The deal comes under HPD’s Affordable Neighborhood Cooperative Program (ANCP) program, in which the City selects qualified developers to rehabilitate distressed city-owned occupied multi-family properties.
Currently, tenants themselves manage the properties under the city’s Tenant Interim Lease (TIL) Program, which the city established since the 1970s and 80s, when the city was rife with slumlords and abandoned buildings. TIL is under HPD and has tenants paying rent to the Tenant Association. The funds are than used for building maintenance and now will form part of the future co-op building reserve fund.
The city chose Bridge Street as the developer from a list of qualified developers with a history of doing such work. Bridge Street will get a low-interest city subsidized loan to redevelop the properties. In the meantime they will start collecting rent from the current tenants and use that money to relocate them elsewhere – often at other Bridge Street managed properties – at their current rent as well as to pay some maintenance fees.
Bridge street will get 10% of the total city loan as a development management fee. Once redeveloped the tenants will move back in at a slight rent increase and have the opportunity to buy their unit for $2,500 as a co-op with some strings attached such as they cannot sell the co-op at market rates. They will also be responsible toward paying off the redevelopment loan as part of their monthly maintenance fee. However, they will get a partial or full property tax exemption for up to 40 years.
Under the terms of the deal, Bridge Street will continue as property managers for at least the first year. After that, the co-op board will choose the entity that will manage the property. Should the building ever default on maintenance fees, water and sewer costs or property taxes, Bridge Street is banned from taking control of the deed, but it could go into the hands of another non-profit.
According to the program’s details, shareholders will pay a minimum of 2% annual maintenance increase for the duration of the regulatory agreement (30 years). The monthly maintenance fee is structured to cover building operation expenses, pay down mortgage debt and put away money into reserves for future capital or operating needs.
While both the city and Bridge Street see the program as a way to provide low-and middle-income home ownership in the rapidly gentrifying city, at least one of the tenants involved isn’t so sure.
“We came here when the landlord wasn’t doing what he was supposed to be doing in 1998. Then the city came in with the TIL program and three women took it upon ourselves to manage the building,” said Tammy, a 35-year resident of one of the buildings, who refused to give her last name.
“We three fought drug dealers, arsonists, people tampering with the locks and people who decided to squat in the apartments. We cleaned house and some of us have now been here for generations. Now the city wants to come in and take it out from under us and allow Bridge Street to develop it for a dollar. Why not let us pay a dollar and give us the opportunity to renovate the building and still be property owners?”

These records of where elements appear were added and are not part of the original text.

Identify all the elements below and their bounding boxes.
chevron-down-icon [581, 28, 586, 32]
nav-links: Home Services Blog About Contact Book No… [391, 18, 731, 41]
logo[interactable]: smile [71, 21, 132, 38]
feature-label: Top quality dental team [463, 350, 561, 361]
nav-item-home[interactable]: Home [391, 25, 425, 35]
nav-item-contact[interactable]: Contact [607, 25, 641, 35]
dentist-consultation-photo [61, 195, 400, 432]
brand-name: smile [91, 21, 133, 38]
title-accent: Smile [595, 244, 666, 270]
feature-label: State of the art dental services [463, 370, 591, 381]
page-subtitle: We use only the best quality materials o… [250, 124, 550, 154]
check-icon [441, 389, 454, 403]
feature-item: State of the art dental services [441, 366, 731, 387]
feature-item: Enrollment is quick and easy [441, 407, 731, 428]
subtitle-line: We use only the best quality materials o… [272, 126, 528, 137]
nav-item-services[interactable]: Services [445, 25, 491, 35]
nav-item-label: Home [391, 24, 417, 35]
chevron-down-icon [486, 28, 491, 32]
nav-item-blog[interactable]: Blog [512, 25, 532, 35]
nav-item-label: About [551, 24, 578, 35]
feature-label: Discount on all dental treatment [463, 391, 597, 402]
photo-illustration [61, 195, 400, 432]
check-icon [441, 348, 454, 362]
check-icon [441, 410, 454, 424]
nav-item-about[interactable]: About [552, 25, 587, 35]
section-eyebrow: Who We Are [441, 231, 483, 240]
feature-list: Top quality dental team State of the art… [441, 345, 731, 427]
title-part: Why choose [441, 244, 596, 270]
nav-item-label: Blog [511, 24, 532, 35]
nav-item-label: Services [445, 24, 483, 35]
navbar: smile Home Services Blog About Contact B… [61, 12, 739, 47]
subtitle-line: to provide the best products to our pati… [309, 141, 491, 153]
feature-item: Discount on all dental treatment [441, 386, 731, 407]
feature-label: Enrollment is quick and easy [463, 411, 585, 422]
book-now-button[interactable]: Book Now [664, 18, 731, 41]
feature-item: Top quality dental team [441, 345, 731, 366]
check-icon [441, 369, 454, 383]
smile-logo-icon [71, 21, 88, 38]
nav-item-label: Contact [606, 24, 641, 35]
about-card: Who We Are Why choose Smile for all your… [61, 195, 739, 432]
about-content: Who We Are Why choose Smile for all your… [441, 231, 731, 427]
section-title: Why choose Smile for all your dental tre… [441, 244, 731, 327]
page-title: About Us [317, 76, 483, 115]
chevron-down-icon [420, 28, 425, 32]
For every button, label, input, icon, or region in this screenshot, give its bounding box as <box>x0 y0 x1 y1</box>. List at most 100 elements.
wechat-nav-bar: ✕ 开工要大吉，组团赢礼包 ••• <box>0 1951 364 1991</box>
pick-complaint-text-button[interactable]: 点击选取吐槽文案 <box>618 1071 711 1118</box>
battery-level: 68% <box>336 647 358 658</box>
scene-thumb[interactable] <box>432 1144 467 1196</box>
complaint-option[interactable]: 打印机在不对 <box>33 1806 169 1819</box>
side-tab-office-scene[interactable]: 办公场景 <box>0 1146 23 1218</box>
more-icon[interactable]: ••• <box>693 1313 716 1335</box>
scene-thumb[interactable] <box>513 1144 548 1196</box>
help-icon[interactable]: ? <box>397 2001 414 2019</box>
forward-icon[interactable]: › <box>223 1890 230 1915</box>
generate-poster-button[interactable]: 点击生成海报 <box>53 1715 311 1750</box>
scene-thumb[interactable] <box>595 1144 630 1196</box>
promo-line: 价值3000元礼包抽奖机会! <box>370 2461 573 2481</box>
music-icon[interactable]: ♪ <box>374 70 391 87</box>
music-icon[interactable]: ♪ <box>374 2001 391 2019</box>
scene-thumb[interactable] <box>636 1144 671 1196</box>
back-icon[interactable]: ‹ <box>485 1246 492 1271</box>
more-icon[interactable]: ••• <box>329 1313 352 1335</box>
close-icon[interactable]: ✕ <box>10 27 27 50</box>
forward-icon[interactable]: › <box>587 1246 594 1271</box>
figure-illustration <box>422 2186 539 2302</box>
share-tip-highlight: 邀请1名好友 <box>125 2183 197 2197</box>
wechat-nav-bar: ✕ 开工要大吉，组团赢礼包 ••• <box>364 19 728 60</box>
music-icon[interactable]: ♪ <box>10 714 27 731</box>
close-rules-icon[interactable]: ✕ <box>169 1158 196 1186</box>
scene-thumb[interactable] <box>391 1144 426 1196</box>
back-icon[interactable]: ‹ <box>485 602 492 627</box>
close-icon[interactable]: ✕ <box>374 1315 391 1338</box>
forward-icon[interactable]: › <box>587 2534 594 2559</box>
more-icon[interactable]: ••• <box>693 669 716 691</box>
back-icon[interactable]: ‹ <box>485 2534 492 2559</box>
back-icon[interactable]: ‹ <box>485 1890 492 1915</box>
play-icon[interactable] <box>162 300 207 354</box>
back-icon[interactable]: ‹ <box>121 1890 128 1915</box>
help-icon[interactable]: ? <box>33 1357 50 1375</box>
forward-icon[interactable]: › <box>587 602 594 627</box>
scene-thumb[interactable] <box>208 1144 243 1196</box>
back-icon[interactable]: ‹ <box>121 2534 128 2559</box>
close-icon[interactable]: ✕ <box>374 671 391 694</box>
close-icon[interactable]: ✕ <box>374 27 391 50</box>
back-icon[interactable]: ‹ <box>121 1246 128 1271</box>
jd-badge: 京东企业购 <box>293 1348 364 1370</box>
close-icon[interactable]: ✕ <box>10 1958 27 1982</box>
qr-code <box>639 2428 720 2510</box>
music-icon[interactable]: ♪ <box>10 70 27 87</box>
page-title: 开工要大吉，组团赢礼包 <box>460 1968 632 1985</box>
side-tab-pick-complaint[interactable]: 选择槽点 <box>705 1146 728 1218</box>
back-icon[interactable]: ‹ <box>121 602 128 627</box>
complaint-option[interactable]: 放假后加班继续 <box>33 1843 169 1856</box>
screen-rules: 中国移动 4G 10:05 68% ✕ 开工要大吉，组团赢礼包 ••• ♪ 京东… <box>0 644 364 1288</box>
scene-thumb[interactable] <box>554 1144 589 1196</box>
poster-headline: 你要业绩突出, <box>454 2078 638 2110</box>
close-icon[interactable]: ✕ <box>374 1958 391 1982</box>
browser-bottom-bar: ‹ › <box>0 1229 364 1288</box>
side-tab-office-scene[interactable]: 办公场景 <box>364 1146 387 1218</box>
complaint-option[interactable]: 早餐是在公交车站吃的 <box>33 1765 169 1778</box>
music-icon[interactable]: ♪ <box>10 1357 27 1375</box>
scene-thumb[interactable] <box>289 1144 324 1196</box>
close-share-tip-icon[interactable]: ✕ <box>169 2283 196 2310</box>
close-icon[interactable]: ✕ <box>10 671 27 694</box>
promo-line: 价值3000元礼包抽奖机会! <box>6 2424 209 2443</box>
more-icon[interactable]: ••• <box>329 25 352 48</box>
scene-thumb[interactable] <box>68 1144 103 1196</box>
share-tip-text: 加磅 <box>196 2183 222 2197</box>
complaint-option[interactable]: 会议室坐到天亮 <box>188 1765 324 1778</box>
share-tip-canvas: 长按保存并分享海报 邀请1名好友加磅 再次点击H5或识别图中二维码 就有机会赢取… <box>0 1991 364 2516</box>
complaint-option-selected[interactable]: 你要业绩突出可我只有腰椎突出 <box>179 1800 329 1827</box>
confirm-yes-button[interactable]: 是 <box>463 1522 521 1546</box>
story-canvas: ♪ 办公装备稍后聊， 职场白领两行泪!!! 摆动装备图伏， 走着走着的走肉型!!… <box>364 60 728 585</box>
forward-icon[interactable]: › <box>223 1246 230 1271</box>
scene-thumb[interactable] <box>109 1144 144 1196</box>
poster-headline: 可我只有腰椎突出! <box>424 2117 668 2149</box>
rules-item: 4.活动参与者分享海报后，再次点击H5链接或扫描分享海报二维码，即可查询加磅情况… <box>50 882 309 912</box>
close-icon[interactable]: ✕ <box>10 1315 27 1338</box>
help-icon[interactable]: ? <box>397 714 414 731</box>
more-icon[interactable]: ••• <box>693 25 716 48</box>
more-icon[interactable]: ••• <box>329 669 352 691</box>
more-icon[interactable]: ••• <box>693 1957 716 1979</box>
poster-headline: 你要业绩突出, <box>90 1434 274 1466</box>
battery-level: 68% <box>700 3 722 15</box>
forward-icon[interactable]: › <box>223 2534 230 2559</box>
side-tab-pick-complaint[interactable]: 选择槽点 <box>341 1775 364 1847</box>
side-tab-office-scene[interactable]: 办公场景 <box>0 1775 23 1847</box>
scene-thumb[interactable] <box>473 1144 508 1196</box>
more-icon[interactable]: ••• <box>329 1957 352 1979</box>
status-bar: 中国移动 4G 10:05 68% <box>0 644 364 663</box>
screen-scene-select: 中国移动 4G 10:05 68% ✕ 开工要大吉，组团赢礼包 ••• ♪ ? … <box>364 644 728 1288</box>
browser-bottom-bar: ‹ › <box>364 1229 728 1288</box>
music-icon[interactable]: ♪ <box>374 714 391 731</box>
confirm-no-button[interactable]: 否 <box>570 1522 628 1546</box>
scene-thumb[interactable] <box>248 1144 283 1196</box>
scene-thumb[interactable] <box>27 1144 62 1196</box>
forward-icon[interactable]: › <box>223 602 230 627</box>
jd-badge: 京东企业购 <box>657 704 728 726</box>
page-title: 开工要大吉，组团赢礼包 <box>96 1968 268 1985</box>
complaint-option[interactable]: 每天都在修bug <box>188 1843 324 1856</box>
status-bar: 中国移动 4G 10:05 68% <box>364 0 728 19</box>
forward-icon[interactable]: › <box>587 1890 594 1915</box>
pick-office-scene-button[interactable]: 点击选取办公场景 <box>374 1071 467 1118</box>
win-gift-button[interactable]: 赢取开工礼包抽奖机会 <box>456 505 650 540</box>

Tammy said that Bridge Street doesn’t seem to be working in the best interest of the tenants. They say they will relocate us to another building while they redevelop this building, but there have been temporary relocation tenants in this building for over 10 years and now the city says we have to take them on permanently, she said.
Tammy also questioned how they will move her to another neighborhood while the one she currently lives in – that once had bursts of gunfire and drug dealers working the corner – now has condos across the street starting at several hundred thousand dollars.
“There is some slick footwork somewhere. It’s really hard to believe the city at their word. Look at how they run NYCHA. The city is the biggest slumlord in the city right now,” said Tammy.
“I think the tenants would be able to do the redevelopment. Ultimately to displace people already living in affordable housing to create affordable housing doesn’t make any sense at all. This way we will never be out from under a developer. They won’t let us rent out our vacant apartments at market rate and if something goes wrong with the taxes there will be another non-profit developer waiting in the wings,” she added.
A hearing on the sale of the six properties is slated 10 a. m., Feb. 13 at 1 Centre Street in Lower Manhattan.